De roep om meer transparantie door accountants gaat in tegen de huidige wet- en regelgeving, zo reageert de SRA op de discussienotitie ‘Geheimhouding ontrafeld’ van de NBA-stuurgroep Publiek belang. De vereniging vindt dan ook dat een eventueel besluit tot meer bekendmaking allereerst wettelijk verankerd zal moeten worden.

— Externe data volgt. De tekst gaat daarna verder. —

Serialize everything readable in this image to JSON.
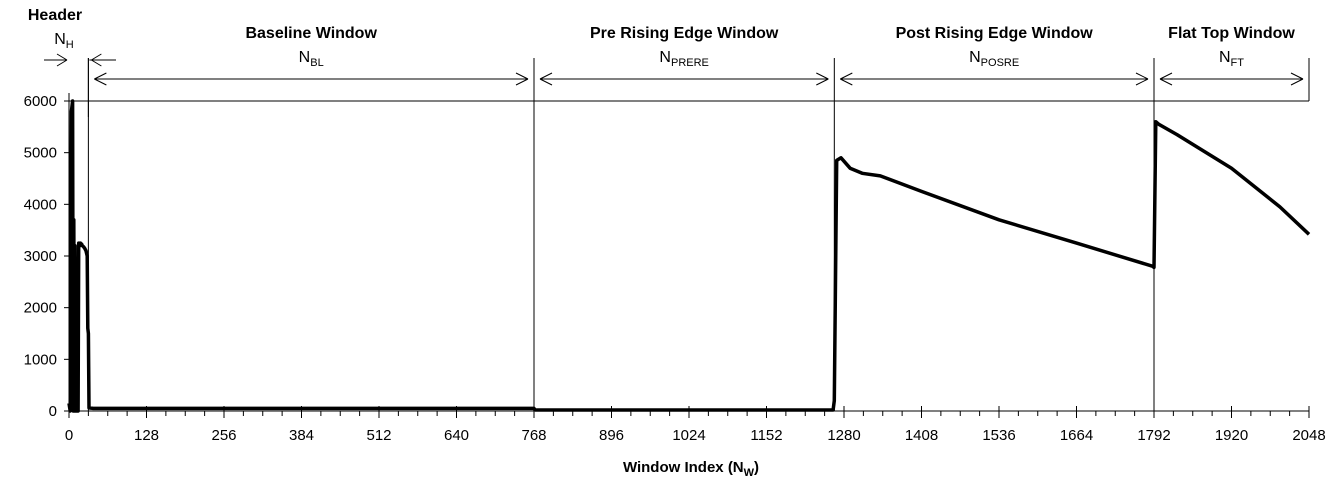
{
  "chart_data": {
    "type": "line",
    "title": "",
    "xlabel": "Window Index (N",
    "xlabel_sub": "W",
    "xlabel_suffix": ")",
    "ylabel": "",
    "xlim": [
      0,
      2048
    ],
    "ylim": [
      0,
      6000
    ],
    "x_ticks": [
      0,
      128,
      256,
      384,
      512,
      640,
      768,
      896,
      1024,
      1152,
      1280,
      1408,
      1536,
      1664,
      1792,
      1920,
      2048
    ],
    "y_ticks": [
      0,
      1000,
      2000,
      3000,
      4000,
      5000,
      6000
    ],
    "x_minor_tick_step": 32,
    "grid": false,
    "legend": "none",
    "windows": [
      {
        "title": "Header",
        "symbol": "N",
        "subscript": "H",
        "start": 0,
        "end": 32
      },
      {
        "title": "Baseline Window",
        "symbol": "N",
        "subscript": "BL",
        "start": 32,
        "end": 768
      },
      {
        "title": "Pre Rising Edge Window",
        "symbol": "N",
        "subscript": "PRERE",
        "start": 768,
        "end": 1264
      },
      {
        "title": "Post Rising Edge Window",
        "symbol": "N",
        "subscript": "POSRE",
        "start": 1264,
        "end": 1792
      },
      {
        "title": "Flat Top Window",
        "symbol": "N",
        "subscript": "FT",
        "start": 1792,
        "end": 2048
      }
    ],
    "series": [
      {
        "x": [
          0,
          2,
          4,
          6,
          7,
          8,
          9,
          10,
          11,
          12,
          13,
          14,
          15,
          16,
          17,
          18,
          19,
          20,
          21,
          22,
          24,
          26,
          28,
          30,
          31,
          32,
          33,
          40,
          64,
          128,
          256,
          384,
          512,
          640,
          768,
          770,
          896,
          1024,
          1152,
          1262,
          1264,
          1268,
          1275,
          1290,
          1310,
          1340,
          1408,
          1536,
          1664,
          1790,
          1792,
          1795,
          1800,
          1830,
          1920,
          2000,
          2048
        ],
        "y": [
          150,
          0,
          5800,
          6000,
          0,
          3700,
          0,
          3200,
          0,
          2800,
          0,
          2500,
          0,
          3250,
          3250,
          3200,
          3250,
          3230,
          3230,
          3200,
          3180,
          3150,
          3100,
          3000,
          1600,
          1500,
          60,
          50,
          50,
          50,
          50,
          50,
          50,
          50,
          50,
          20,
          20,
          20,
          20,
          20,
          200,
          4850,
          4900,
          4700,
          4600,
          4550,
          4250,
          3700,
          3250,
          2800,
          2780,
          5600,
          5550,
          5350,
          4700,
          3950,
          3420
        ]
      }
    ]
  }
}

De discussienotitie die in november in consultatie is gegaan, belicht het spanningsveld tussen geheimhouding door accountants en de maatschappelijke roep om meer transparantie. Wat de SRA betreft is daarover een verdere maatschappelijke discussie noodzakelijk, ‘waarbij context, belang en logica van geheimhouding binnen alle domeinen van de financiële verantwoordingsketen integraal moeten worden meegenomen’. Leidt dat tot de conclusie dat meer bekendmaking geboden is, dan vindt SRA wettelijke verankering daarvan noodzakelijk.
Fundamenteel beginsel
De nadruk op de wens van meer transparantie staat namelijk op gespannen voet met de geldende wet- en regelgeving, ‘die als een van de fundamentele beginselen de vertrouwelijkheid kent’. ‘Dit beginsel en de daarmee samenhangende geheimhoudingsplicht is dus een zwaarwegend principe binnen de regelgeving voor accountants.’ De stuurgroep heeft geen aandacht besteed aan de achtergrond van deze geheimhoudingsplicht, zo stipt de SRA aan: ‘Namelijk het waarborgen dat de accountant bij zijn werkzaamheden onbeperkte inzage krijgt in alle relevante bescheiden e.d. van de cliënt.’
Verschillen
De SRA wijst op de verschillen in regelgeving. Zo is de geheimhoudingsplicht voor het controledomein verankerd in de wet: ‘De EU-Verordening schrijft voor dat alle gegevens en documenten waartoe de accountant toegang heeft, worden beschermd door passende regels op het gebied van vertrouwelijkheid en beroepsgeheim. Dit betekent dus een duidelijke wettelijke beperking van de mogelijkheid tot bekendmaking.’ Voor andere professionele diensten liggen vertrouwelijkheid en de geheimhoudingsplicht vast in de VGBA. ‘Niet alleen wet- en regelgeving is op onderdelen verschillend voor de verschillende accountancydomeinen. Dat geldt ook voor de context, het belang en de logica van geheimhouding in de verschillende en specifieke rollen, diensten en situaties van zowel accountants als ondernemingen.’
Te enge benadering
In dat kader mist de SRA gedegen onderzoek en analyse waarin het perspectief van de mkb-accountant, niet-beursgenoteerde en niet-controleplichtige (mkb-)ondernemingen en hun stakeholders is meegenomen, waardoor de notitie en eventuele verdere uitwerking ervan een te enge benadering kent.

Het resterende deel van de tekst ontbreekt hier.